Corporate News
Loser moves to stop award of emergency power tender
An official with Kenya Power and Lighting Company takes notes at a sub-station in Nairobi. Energy Trading Group FZC wants KPLC stopped from executing the tender for the establishment of one of the three 60-80 MW power plants it awarded a fortnight ago. File
Posted Sunday, January 24 2010 at 16:57
Though thermal power is cheaper to develop, energy economists say it ultimately gets expensive in the long run when its impact on power bills inflation and environmental damage it causes are factored in.
Thermal power mainly ramps up consumer prices through fuel cost charges -- a varying item on the power bills --that is linked to the amount of power it contributes to the national grid.
The Request for Proposals, says Energy Trading, was clear that the bids were for development of the power plants operated with Heavy Fuel Oil, but instead the Procuring Entity has proceeded to award the tender to a bidder whose submission would appear to be based on Gas Oil, rather than Heavy Fuel Oil.

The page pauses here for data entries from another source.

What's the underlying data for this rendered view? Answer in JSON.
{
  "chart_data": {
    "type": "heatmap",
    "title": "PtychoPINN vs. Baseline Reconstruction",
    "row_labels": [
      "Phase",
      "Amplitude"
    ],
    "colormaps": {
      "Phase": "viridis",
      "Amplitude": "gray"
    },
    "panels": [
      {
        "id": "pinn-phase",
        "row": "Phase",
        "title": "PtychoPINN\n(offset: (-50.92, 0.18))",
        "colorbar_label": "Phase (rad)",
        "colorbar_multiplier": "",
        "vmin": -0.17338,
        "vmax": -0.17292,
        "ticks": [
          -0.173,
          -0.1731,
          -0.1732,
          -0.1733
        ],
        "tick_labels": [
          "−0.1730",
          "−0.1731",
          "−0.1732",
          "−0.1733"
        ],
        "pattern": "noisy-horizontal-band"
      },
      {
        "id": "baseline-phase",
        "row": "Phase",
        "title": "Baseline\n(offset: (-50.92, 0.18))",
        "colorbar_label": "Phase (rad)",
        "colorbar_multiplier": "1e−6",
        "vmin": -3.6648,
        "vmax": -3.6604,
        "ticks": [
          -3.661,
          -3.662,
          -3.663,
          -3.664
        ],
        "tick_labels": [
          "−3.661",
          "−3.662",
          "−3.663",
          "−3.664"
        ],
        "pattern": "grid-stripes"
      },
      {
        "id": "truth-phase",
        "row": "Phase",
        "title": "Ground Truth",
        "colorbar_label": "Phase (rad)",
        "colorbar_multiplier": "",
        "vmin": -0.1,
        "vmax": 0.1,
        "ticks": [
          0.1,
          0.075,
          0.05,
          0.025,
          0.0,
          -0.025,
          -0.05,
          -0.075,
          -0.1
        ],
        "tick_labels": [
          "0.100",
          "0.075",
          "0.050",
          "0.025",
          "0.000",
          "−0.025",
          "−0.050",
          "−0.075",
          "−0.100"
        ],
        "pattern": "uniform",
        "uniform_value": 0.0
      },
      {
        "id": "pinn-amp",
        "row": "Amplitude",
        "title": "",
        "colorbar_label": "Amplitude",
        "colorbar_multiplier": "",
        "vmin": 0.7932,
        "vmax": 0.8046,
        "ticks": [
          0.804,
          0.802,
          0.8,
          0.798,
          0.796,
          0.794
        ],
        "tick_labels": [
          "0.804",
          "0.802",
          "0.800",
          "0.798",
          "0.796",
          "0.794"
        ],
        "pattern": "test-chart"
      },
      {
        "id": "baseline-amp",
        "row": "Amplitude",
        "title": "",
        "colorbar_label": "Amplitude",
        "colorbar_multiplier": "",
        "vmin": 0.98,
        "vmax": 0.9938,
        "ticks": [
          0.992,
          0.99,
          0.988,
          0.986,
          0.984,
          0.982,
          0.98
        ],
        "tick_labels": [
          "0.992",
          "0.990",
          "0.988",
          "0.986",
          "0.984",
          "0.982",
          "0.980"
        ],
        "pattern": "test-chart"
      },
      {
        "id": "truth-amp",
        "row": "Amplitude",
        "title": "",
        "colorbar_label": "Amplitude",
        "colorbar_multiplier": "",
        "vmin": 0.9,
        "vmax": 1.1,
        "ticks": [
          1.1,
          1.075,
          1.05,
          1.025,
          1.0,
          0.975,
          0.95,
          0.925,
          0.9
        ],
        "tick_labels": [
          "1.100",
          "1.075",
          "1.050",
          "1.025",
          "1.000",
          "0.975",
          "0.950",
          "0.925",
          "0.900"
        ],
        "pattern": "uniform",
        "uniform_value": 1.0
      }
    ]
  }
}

“As such, the Procuring Entity has acted in breach of Sections 31 and 34 of the Public Procurement and Disposal Act, “ it said.
The firm is seeking orders before the board to have the decision by KPLC set aside and nullified and instead re-evaluate the bids.
In an affidavit, Varinder Puri, the Director in charge of Finance, Mergers and Acquisitions, at Energy Trading says evaluation of the price proposals has been undertaken on the basis of an unequal and skewed formula that makes it impossible to evaluate the bids objectively.
Mr Puri says the successful bidder, Triumph, quoted its Specific Fuel Consumption figures for its proposed plant at 0.191 kg/kWh, whilst his firm’s figures was 0.211 kg/kWh.
“Our estimation is that the fuel oil being proposed by Triumph would have been of a calorific value of approximately 42,700 kJ/kg as opposed to the Applicant’s bid which was based on a minimum calorific value of 40,585 kj/kg” .
As a result, says he says, based on a price differential of $200/MT between the gas oil offered by Triumph and the HFO by Energy Trading shows the plant by the former would cost the Kenyan taxpayers about Sh14 billion over and above the latter’s fee in absolute terms, or Sh8 billion if a discount factor of 12 per cent is applied over the period of 20 year span of the project.